Although the recipe for forward pass needs to be defined within this function, one should call the Module instance afterwards instead of this since the former takes care of running the registered hooks while the latter silently ignores them.

training: bool
class glasses.models.segmentation.fpn.PFPN(*args, n_classes: int = 2, decoder: torch.nn.modules.module.Module = functools.partial(<class 'glasses.models.segmentation.fpn.FPNDecoder'>, segmentation_branch=functools.partial(<class 'glasses.models.segmentation.fpn.FPNSegmentationBranch'>, layer=<class 'glasses.models.segmentation.fpn.PFPNSegmentationLayer'>)), **kwargs)[source]

Bases: glasses.models.segmentation.fpn.FPN

Implementation of Panoptic Feature Pyramid Networks proposed in Panoptic Feature Pyramid Networks

Basically, each features obtained from the segmentation branch is upsampled to match \(\frac{1}{4}\) of the input, in the ResNet case \(58\). Then, the features are merged by summing them to obtain a single vector that is upsampled to the input spatial shape.

https://github.com/FrancescoSaverioZuppichini/glasses/blob/develop/docs/_static/images/PFPN.png?raw=true

Examples

Create a default model

>>> PFPN()

You can easily customize your model

>>> # change activation
>>> PFPN(activation=nn.SELU)
>>> # change number of classes (default is 2 )
>>> PFPN(n_classes=2)
>>> # change encoder
>>> pfpn = PFPN(encoder=lambda *args, **kwargs: ResNet.resnet26(*args, **kwargs).encoder,)
>>> pfpn = PFPN(encoder=lambda *args, **kwargs: EfficientNet.efficientnet_b2(*args, **kwargs).encoder,)
>>> # change decoder
>>> PFPN(decoder=partial(PFPNDecoder, pyramid_width=64, prediction_width=32))
>>> # pass a different block to decoder
>>> PFPN(encoder=partial(ResNetEncoder, block=SENetBasicBlock))
>>> # all *Decoder class can be directly used
>>> pfpn = PFPN(encoder=partial(ResNetEncoder, block=ResNetBottleneckBlock, depths=[2,2,2,2]))
Parameters

  • in_channels (int, optional) – [description]. Defaults to 1.

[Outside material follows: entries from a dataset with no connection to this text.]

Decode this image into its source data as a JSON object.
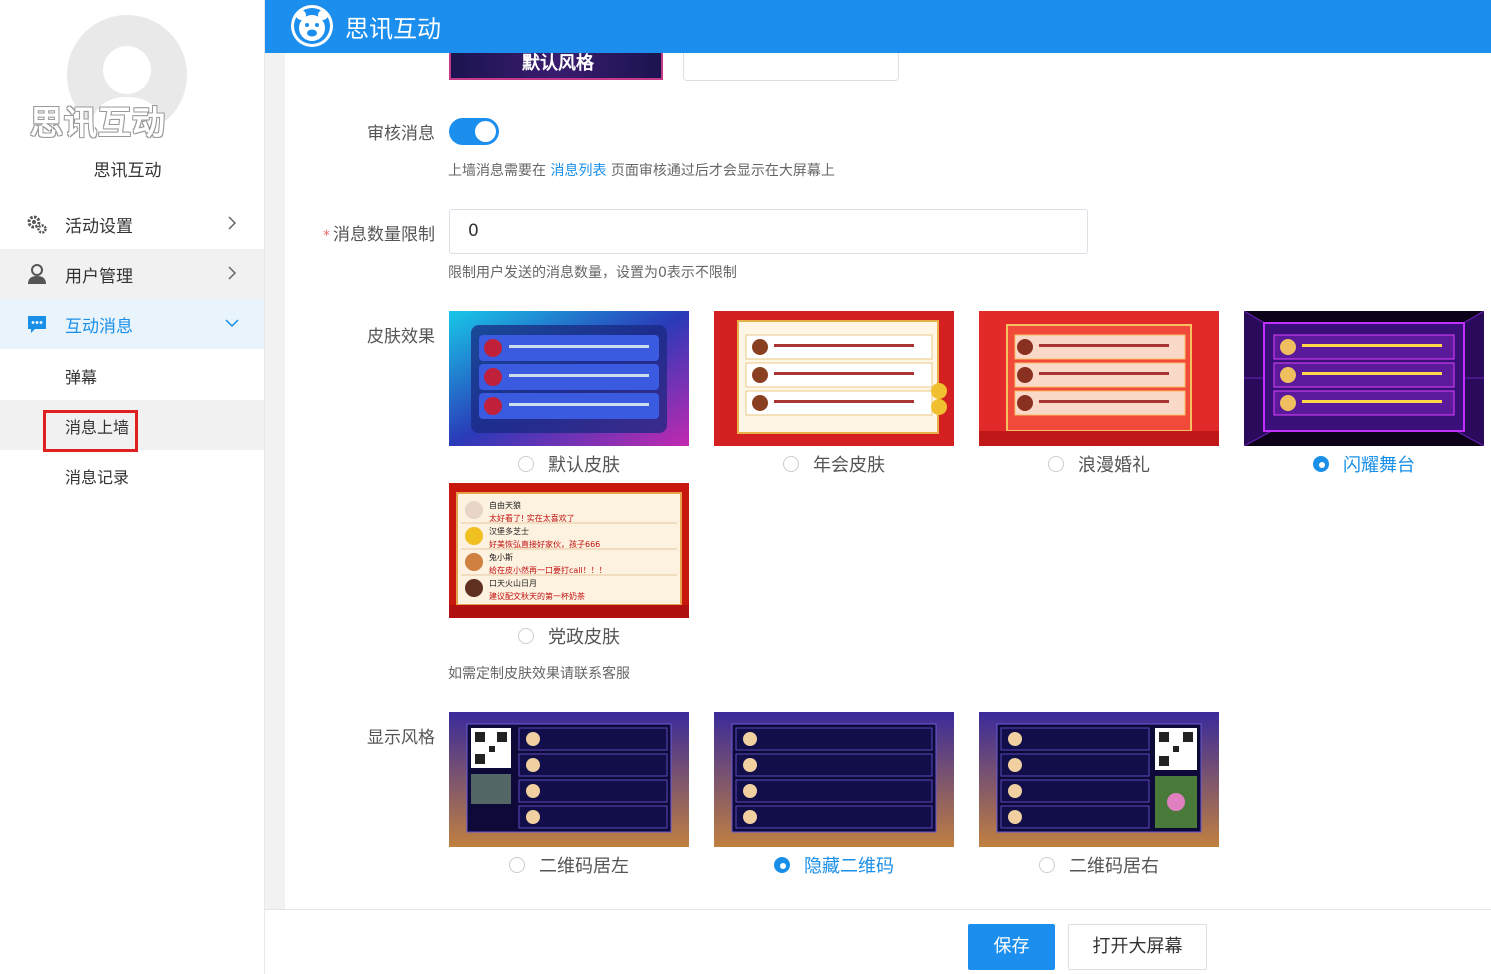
{
  "app": {
    "title": "思讯互动",
    "brand_color": "#1c8fee"
  },
  "sidebar": {
    "avatar_watermark": "思讯互动",
    "name": "思讯互动",
    "menu": [
      {
        "label": "活动设置",
        "icon": "gear-icon",
        "expanded": false
      },
      {
        "label": "用户管理",
        "icon": "user-icon",
        "expanded": false
      },
      {
        "label": "互动消息",
        "icon": "chat-icon",
        "expanded": true
      }
    ],
    "submenu": [
      {
        "label": "弹幕"
      },
      {
        "label": "消息上墙",
        "highlighted": true
      },
      {
        "label": "消息记录"
      }
    ]
  },
  "form": {
    "top_partial_thumb_label": "默认风格",
    "review": {
      "label": "审核消息",
      "enabled": true,
      "hint_before": "上墙消息需要在",
      "hint_link": "消息列表",
      "hint_after": "页面审核通过后才会显示在大屏幕上"
    },
    "limit": {
      "label": "消息数量限制",
      "required_mark": "*",
      "value": "0",
      "hint": "限制用户发送的消息数量，设置为0表示不限制"
    },
    "skin": {
      "label": "皮肤效果",
      "options": [
        {
          "label": "默认皮肤",
          "selected": false
        },
        {
          "label": "年会皮肤",
          "selected": false
        },
        {
          "label": "浪漫婚礼",
          "selected": false
        },
        {
          "label": "闪耀舞台",
          "selected": true
        },
        {
          "label": "党政皮肤",
          "selected": false
        }
      ],
      "party_preview": [
        {
          "name": "自由天狼",
          "msg": "太好看了! 实在太喜欢了"
        },
        {
          "name": "汉堡多芝士",
          "msg": "好美恢弘直接好家伙，孩子666"
        },
        {
          "name": "兔小斯",
          "msg": "给在皮小然再一口要打call！！！"
        },
        {
          "name": "口天火山日月",
          "msg": "建议配文秋天的第一杯奶茶"
        }
      ],
      "hint": "如需定制皮肤效果请联系客服"
    },
    "display": {
      "label": "显示风格",
      "options": [
        {
          "label": "二维码居左",
          "selected": false
        },
        {
          "label": "隐藏二维码",
          "selected": true
        },
        {
          "label": "二维码居右",
          "selected": false
        }
      ]
    }
  },
  "footer": {
    "save_label": "保存",
    "open_screen_label": "打开大屏幕"
  }
}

  • n_classes (int, optional) – [description]. Defaults to 2.

  • encoder (Encoder, optional) – [description]. Defaults to ResNetEncoder.

  • ecoder (nn.Module, optional) – [description]. Defaults to PFPNDecoder.

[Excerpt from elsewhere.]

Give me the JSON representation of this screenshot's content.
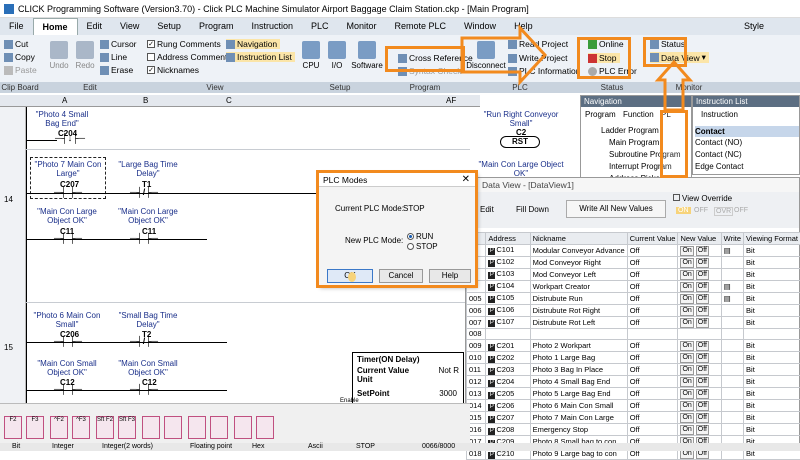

Initializes internal Module state, shared by both nn.Module and ScriptModule.

training: bool
glasses.models.segmentation.fpn.PFPNDecoder = functools.partial(<class 'glasses.models.segmentation.fpn.FPNDecoder'>, segmentation_branch=functools.partial(<class 'glasses.models.segmentation.fpn.FPNSegmentationBranch'>, layer=<class 'glasses.models.segmentation.fpn.PFPNSegmentationLayer'>))

Panoptic FPN Decoder that uses PFPNSegmentationBranch() as segmentation branch

glasses.models.segmentation.fpn.PFPNSegmentationBranch = functools.partial(<class 'glasses.models.segmentation.fpn.FPNSegmentationBranch'>, layer=<class 'glasses.models.segmentation.fpn.PFPNSegmentationLayer'>)

Panoptic FPN Segmentation Branch that upsample every features to match \(\frac{1}{4}\) of the spatial dimension of the input

class glasses.models.segmentation.fpn.PFPNSegmentationLayer(in_features: int, out_features: int, depth: int = 1, **kwargs)[source]

Bases: torch.nn.modules.container.Sequential

Initializes internal Module state, shared by both nn.Module and ScriptModule.